Authors’ response: The aim of our study was to assess the effect of chemotherapy in patients with metastatic colorectal cancer. The administration of chemotherapy is performed according to established protocols that are widely disseminated throughout the oncology community, which facilitates collection of data from a relatively homogenous sample. In addition, patients who have received chemotherapy are easier to identify via pharmacy and day hospital registries than those who have received other forms of treatment. For example, complete data from patients who received best supportive care alone is difficult to obtain because these patients may be admitted to palliative care facilities or monitored by home-care teams and their data are not readily available. Further, very few patients receive only surgery for metastatic disease, with most patients receiving a course of adjuvant chemotherapy, and there is apparent variability in surgical criteria, which makes surgical patients a very heterogeneous group (Folprecht G, et al. Ann Oncol. 2014 May; 25(5): 1018-25). For these reasons, we considered that the most appropriate methodology to obtain a homogenous sample was to select patients who had received chemotherapy and were included in oncology day hospital registers or pharmacy registers.

  1. As commented in #3, the evaluation regarding the resectability of mCRC in liver and/or lung is essential for the decision of the current treatment approach for mCRC. However, no information for deciding the resectability of mCRC, such as performance status, the number of tumor, and tumor location (unilober or bilobar) was shown in this study.

Authors’ response: RWD-ACROSS was a retrospective study, based on data from medical records. Performance status data are only valid in prospective studies and, therefore, were not collected in our study.

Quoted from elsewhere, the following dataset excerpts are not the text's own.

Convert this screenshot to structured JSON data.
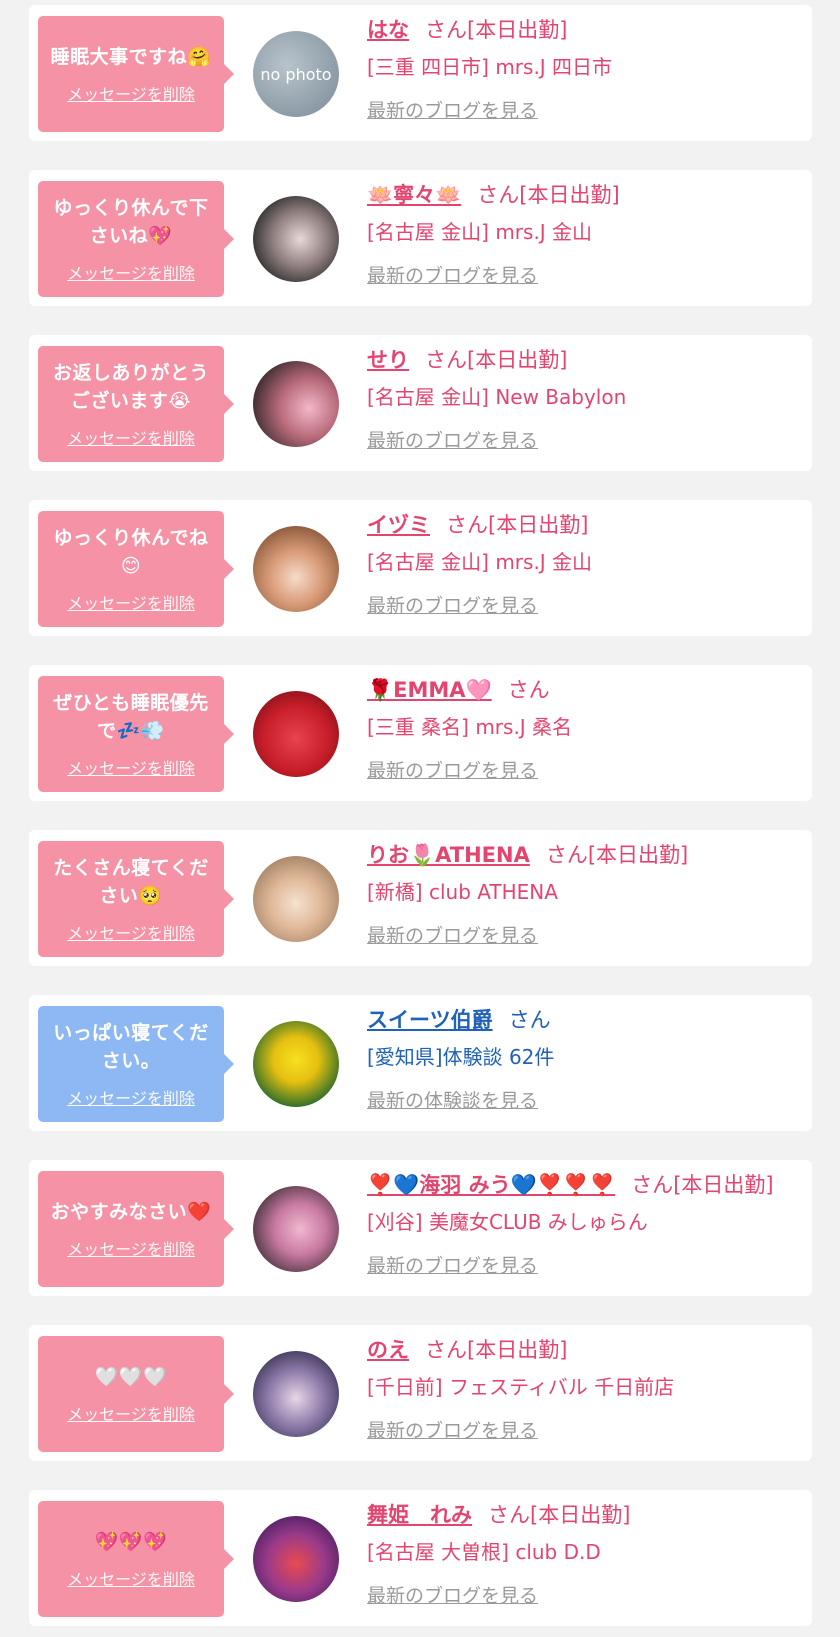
{
  "items": [
    {
      "message": "睡眠大事ですね🤗",
      "delete_label": "メッセージを削除",
      "name": "はな",
      "suffix": "さん[本日出勤]",
      "shop": "[三重 四日市] mrs.J 四日市",
      "link": "最新のブログを見る",
      "avatar_text": "no photo"
    },
    {
      "message": "ゆっくり休んで下さいね💖",
      "delete_label": "メッセージを削除",
      "name": "🪷寧々🪷",
      "suffix": "さん[本日出勤]",
      "shop": "[名古屋 金山] mrs.J 金山",
      "link": "最新のブログを見る",
      "avatar_text": ""
    },
    {
      "message": "お返しありがとうございます😭",
      "delete_label": "メッセージを削除",
      "name": "せり",
      "suffix": "さん[本日出勤]",
      "shop": "[名古屋 金山] New Babylon",
      "link": "最新のブログを見る",
      "avatar_text": ""
    },
    {
      "message": "ゆっくり休んでね😊",
      "delete_label": "メッセージを削除",
      "name": "イヅミ",
      "suffix": "さん[本日出勤]",
      "shop": "[名古屋 金山] mrs.J 金山",
      "link": "最新のブログを見る",
      "avatar_text": ""
    },
    {
      "message": "ぜひとも睡眠優先で💤💨",
      "delete_label": "メッセージを削除",
      "name": "🌹EMMA🩷",
      "suffix": "さん",
      "shop": "[三重 桑名] mrs.J 桑名",
      "link": "最新のブログを見る",
      "avatar_text": ""
    },
    {
      "message": "たくさん寝てください🥺",
      "delete_label": "メッセージを削除",
      "name": "りお🌷ATHENA",
      "suffix": "さん[本日出勤]",
      "shop": "[新橋] club ATHENA",
      "link": "最新のブログを見る",
      "avatar_text": ""
    },
    {
      "message": "いっぱい寝てください。",
      "delete_label": "メッセージを削除",
      "name": "スイーツ伯爵",
      "suffix": "さん",
      "shop": "[愛知県]体験談 62件",
      "link": "最新の体験談を見る",
      "avatar_text": ""
    },
    {
      "message": "おやすみなさい❤️",
      "delete_label": "メッセージを削除",
      "name": "❣️💙海羽 みう💙❣️❣️❣️",
      "suffix": "さん[本日出勤]",
      "shop": "[刈谷] 美魔女CLUB みしゅらん",
      "link": "最新のブログを見る",
      "avatar_text": ""
    },
    {
      "message": "🤍🤍🤍",
      "delete_label": "メッセージを削除",
      "name": "のえ",
      "suffix": "さん[本日出勤]",
      "shop": "[千日前] フェスティバル 千日前店",
      "link": "最新のブログを見る",
      "avatar_text": ""
    },
    {
      "message": "💖💖💖",
      "delete_label": "メッセージを削除",
      "name": "舞姫　れみ",
      "suffix": "さん[本日出勤]",
      "shop": "[名古屋 大曽根] club D.D",
      "link": "最新のブログを見る",
      "avatar_text": ""
    }
  ],
  "colors": {
    "pink": "#f592a5",
    "blue": "#8db8f3",
    "accent": "#e3456f",
    "link_blue": "#1f62b8"
  }
}
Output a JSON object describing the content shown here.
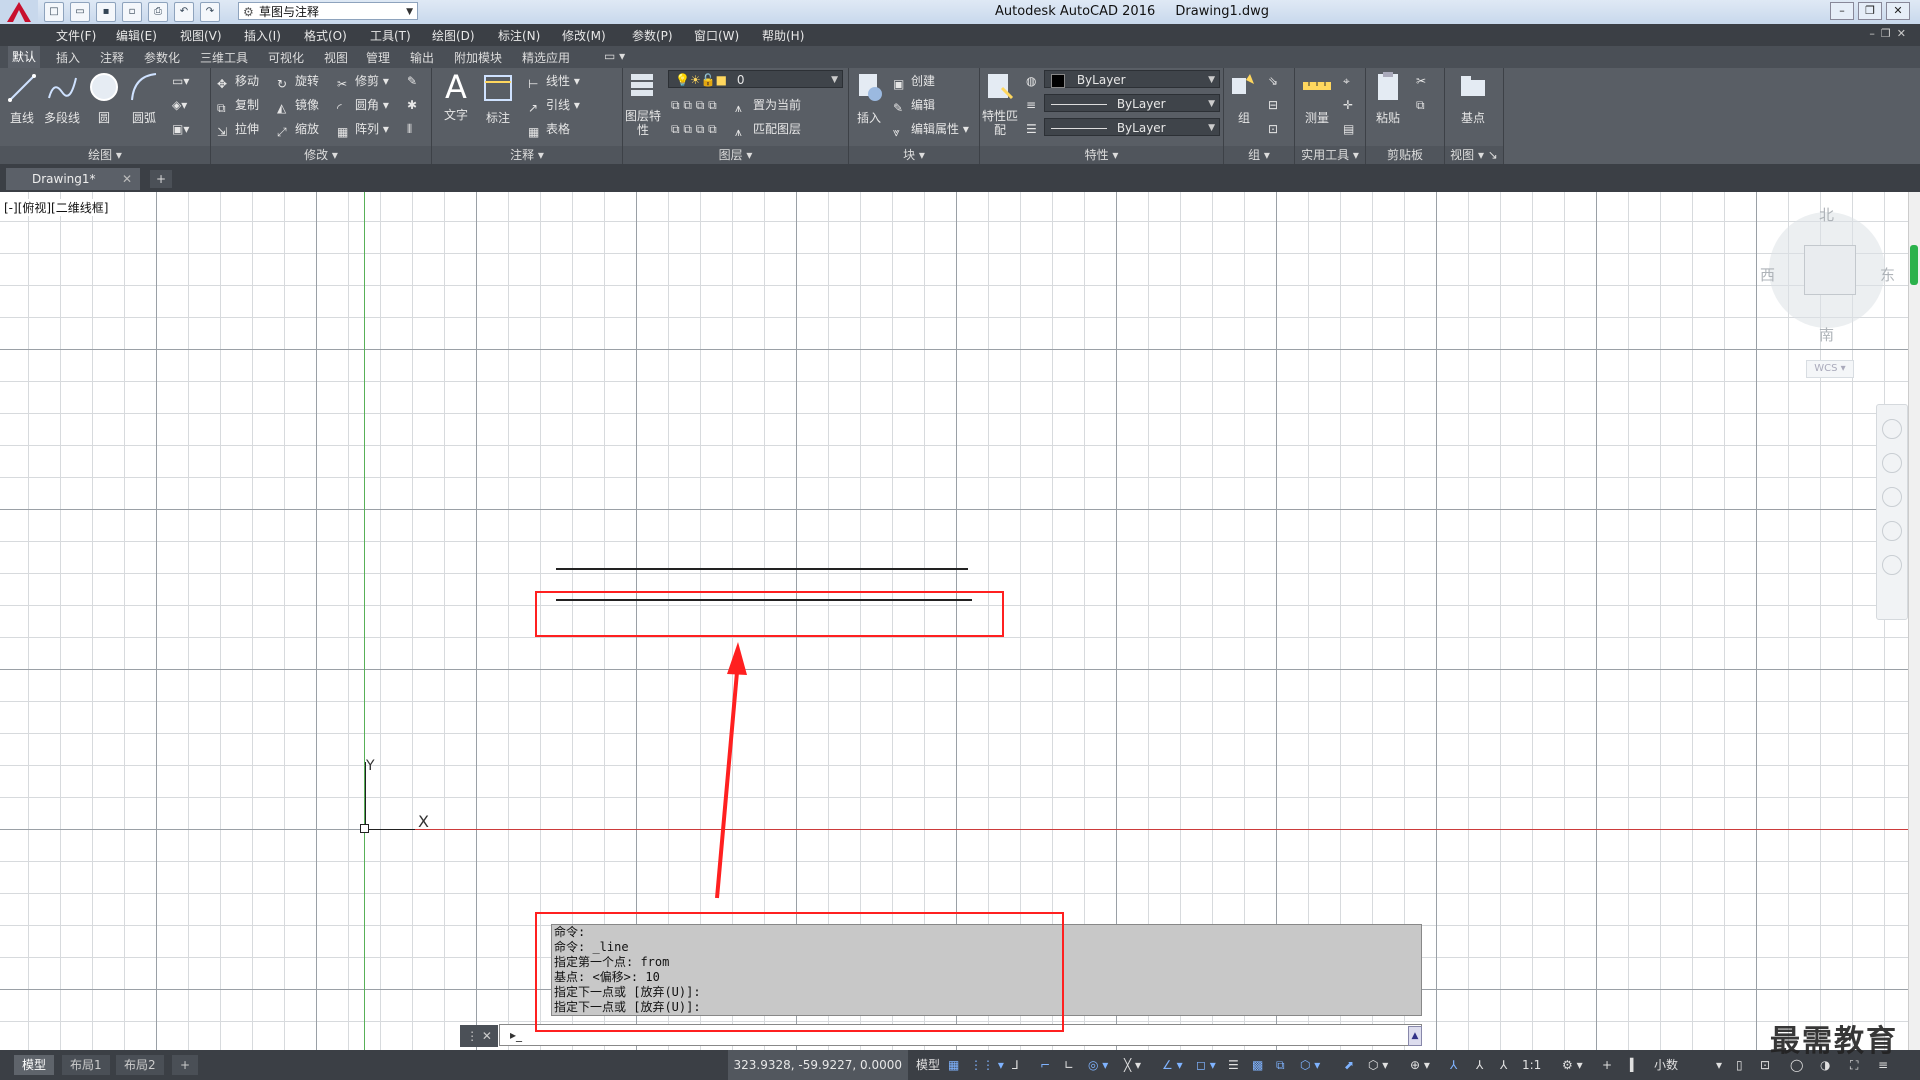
{
  "window": {
    "app_title": "Autodesk AutoCAD 2016",
    "file_name": "Drawing1.dwg",
    "workspace": "草图与注释"
  },
  "menus": [
    "文件(F)",
    "编辑(E)",
    "视图(V)",
    "插入(I)",
    "格式(O)",
    "工具(T)",
    "绘图(D)",
    "标注(N)",
    "修改(M)",
    "参数(P)",
    "窗口(W)",
    "帮助(H)"
  ],
  "ribbon_tabs": [
    "默认",
    "插入",
    "注释",
    "参数化",
    "三维工具",
    "可视化",
    "视图",
    "管理",
    "输出",
    "附加模块",
    "精选应用"
  ],
  "ribbon": {
    "draw": {
      "title": "绘图",
      "line": "直线",
      "polyline": "多段线",
      "circle": "圆",
      "arc": "圆弧"
    },
    "modify": {
      "title": "修改",
      "move": "移动",
      "rotate": "旋转",
      "trim": "修剪",
      "copy": "复制",
      "mirror": "镜像",
      "fillet": "圆角",
      "stretch": "拉伸",
      "scale": "缩放",
      "array": "阵列"
    },
    "annotation": {
      "title": "注释",
      "text": "文字",
      "dimension": "标注",
      "linear": "线性",
      "leader": "引线",
      "table": "表格"
    },
    "layers": {
      "title": "图层",
      "properties": "图层特性",
      "current_layer": "0",
      "set_current": "置为当前",
      "match": "匹配图层"
    },
    "block": {
      "title": "块",
      "insert": "插入",
      "create": "创建",
      "edit": "编辑",
      "edit_attr": "编辑属性"
    },
    "properties": {
      "title": "特性",
      "match": "特性匹配",
      "color": "ByLayer",
      "linetype": "ByLayer",
      "lineweight": "ByLayer"
    },
    "groups": {
      "title": "组",
      "group": "组"
    },
    "utilities": {
      "title": "实用工具",
      "measure": "测量"
    },
    "clipboard": {
      "title": "剪贴板",
      "paste": "粘贴"
    },
    "view": {
      "title": "视图",
      "base": "基点"
    }
  },
  "doc_tab": {
    "name": "Drawing1*"
  },
  "viewport": {
    "label": "[-][俯视][二维线框]",
    "viewcube": {
      "north": "北",
      "south": "南",
      "east": "东",
      "west": "西",
      "ucs": "WCS"
    },
    "ucs_x": "X",
    "ucs_y": "Y"
  },
  "command": {
    "history": [
      "命令:",
      "命令: _line",
      "指定第一个点: from",
      "基点: <偏移>: 10",
      "指定下一点或 [放弃(U)]:",
      "指定下一点或 [放弃(U)]:"
    ],
    "placeholder": ""
  },
  "status": {
    "layout_tabs": [
      "模型",
      "布局1",
      "布局2"
    ],
    "coords": "323.9328, -59.9227, 0.0000",
    "model": "模型",
    "scale": "1:1",
    "units": "小数"
  },
  "watermark": "最需教育",
  "colors": {
    "axis_x": "#cc3b3b",
    "axis_y": "#58b058",
    "highlight": "#ff2020"
  }
}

Further, being a retrospective study, no data on the resectability of the patients’ tumors were available, only data on whether or not there had been resection. Data were also not collected on whether the resection was of a single lesion or multiple lesions within the same organ.

  1. According to Table 1, 25.5% of patients underwent the resection of metastatic site, and the authors should state how they defined progression-free survival in such patients. If it was similar to recurrence-free survival (RFS), it is not appropriate to treat them equally. Additionally, they should show the data how many patients underwent the resection for the recurrent disease.

Authors’ response: We considered surgical resection of metastases (with or without associated chemotherapy) as a first-line treatment and, therefore, we used progression-free survival (not recurrence-free survival) in these patients. Given that these patients had stage IV cancer, ‘progression’ is the most appropriate terminology to use (median progression-free survival was 18.82 [95% confidence interval 16.94–20.70] months in patients who underwent hepatectomy [data not shown]). Unfortunately, we currently do not have detailed analyses of resection for recurrent disease, and so we could not add these data.

 

Author Response File: Author Response.docx

Round 2

Reviewer 3 Report

The authors answered to the reviewers' comments well and the article was well revised.